Pet parents may choose to stay home from work when their pet is sick, whip out the credit card for pricey vet bills, set up playdates or buy high-priced pet food and bring their pets on vacation or to visit family.

This can create some family tensions, especially among older people who had a different relationship with their pets.

“It’s not as clear-cut as ‘Millennials are crazy,’ which we sometimes hear,” Volsche says. “It’s more a matter of society providing opportunities beyond getting married and having children.
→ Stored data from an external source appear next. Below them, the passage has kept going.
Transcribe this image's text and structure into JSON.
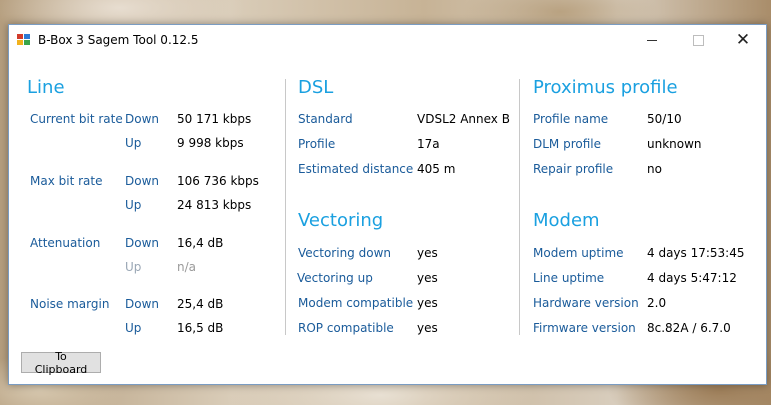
{
  "window": {
    "title": "B-Box 3 Sagem Tool 0.12.5",
    "accent_color": "#1aa0e0",
    "label_color": "#1a5b9a"
  },
  "line": {
    "title": "Line",
    "current_bit_rate": {
      "label": "Current bit rate",
      "down_label": "Down",
      "down": "50 171 kbps",
      "up_label": "Up",
      "up": "9 998 kbps"
    },
    "max_bit_rate": {
      "label": "Max bit rate",
      "down_label": "Down",
      "down": "106 736 kbps",
      "up_label": "Up",
      "up": "24 813 kbps"
    },
    "attenuation": {
      "label": "Attenuation",
      "down_label": "Down",
      "down": "16,4 dB",
      "up_label": "Up",
      "up": "n/a"
    },
    "noise_margin": {
      "label": "Noise margin",
      "down_label": "Down",
      "down": "25,4 dB",
      "up_label": "Up",
      "up": "16,5 dB"
    }
  },
  "dsl": {
    "title": "DSL",
    "standard": {
      "label": "Standard",
      "value": "VDSL2 Annex B"
    },
    "profile": {
      "label": "Profile",
      "value": "17a"
    },
    "estimated_distance": {
      "label": "Estimated distance",
      "value": "405 m"
    }
  },
  "vectoring": {
    "title": "Vectoring",
    "vectoring_down": {
      "label": "Vectoring down",
      "value": "yes"
    },
    "vectoring_up": {
      "label": "Vectoring up",
      "value": "yes"
    },
    "modem_compatible": {
      "label": "Modem compatible",
      "value": "yes"
    },
    "rop_compatible": {
      "label": "ROP compatible",
      "value": "yes"
    }
  },
  "proximus_profile": {
    "title": "Proximus profile",
    "profile_name": {
      "label": "Profile name",
      "value": "50/10"
    },
    "dlm_profile": {
      "label": "DLM profile",
      "value": "unknown"
    },
    "repair_profile": {
      "label": "Repair profile",
      "value": "no"
    }
  },
  "modem": {
    "title": "Modem",
    "modem_uptime": {
      "label": "Modem uptime",
      "value": "4 days 17:53:45"
    },
    "line_uptime": {
      "label": "Line uptime",
      "value": "4 days 5:47:12"
    },
    "hardware_version": {
      "label": "Hardware version",
      "value": "2.0"
    },
    "firmware_version": {
      "label": "Firmware version",
      "value": "8c.82A / 6.7.0"
    }
  },
  "actions": {
    "clipboard_label": "To Clipboard"
  },
  "icons": [
    "app-icon",
    "minimize-icon",
    "maximize-icon",
    "close-icon"
  ]
}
Companion animals can be a good middle ground for some.” 

Philip Tedeschi, founder of the Institute for Human-Animal Connection, knows how this works. At gatherings with his three adult children, there are as many dogs on hand as people, so he's used to the pet-human dynamics at the holidays.

Here are six grandpet visit tips from Tedeschi and Volsche - to keep everyone out of the doghouse.

Arrange for a calm entrance.

Animals can get overwhelmed. Greet the pet individually in the backyard or another placid environment.

Prepare a refuge.

Make the room where the pet is staying peaceful. If possible, your child should bring the pet’s bed, for familiarity, or at least some favorite toys. Let a dog decompress there for 30 minutes before rejoining the gathering, Tedeschi advises. Allow cats more time to acclimate.

Request a heads-up.

Ask your child, “Can you call us ahead when you’re half an hour away?” Tedeschi says. That will give everyone at the gathering enough time to prepare for the pet’s arrival.

Adjust to the pet’s routine.

This is one area where a grandpet may really be like a grandchild. It’s best to keep a pet on a familiar schedule as much as possible. If a dog is used to taking a walk in the morning, accommodate that.

Talk it out.

Communicate with guests ahead of time to make them aware that a pet will be present, and assess everyone’s comfort level.

Respect the pet owner.

Volsche’s top tip is not to judge how your child treats a pet. And little efforts matter, she says. For example, Volsche’s mom avoids putting garlic seasoning on part of the holiday duck so her child’s pet can have some, as garlic can be toxic for dogs and cats.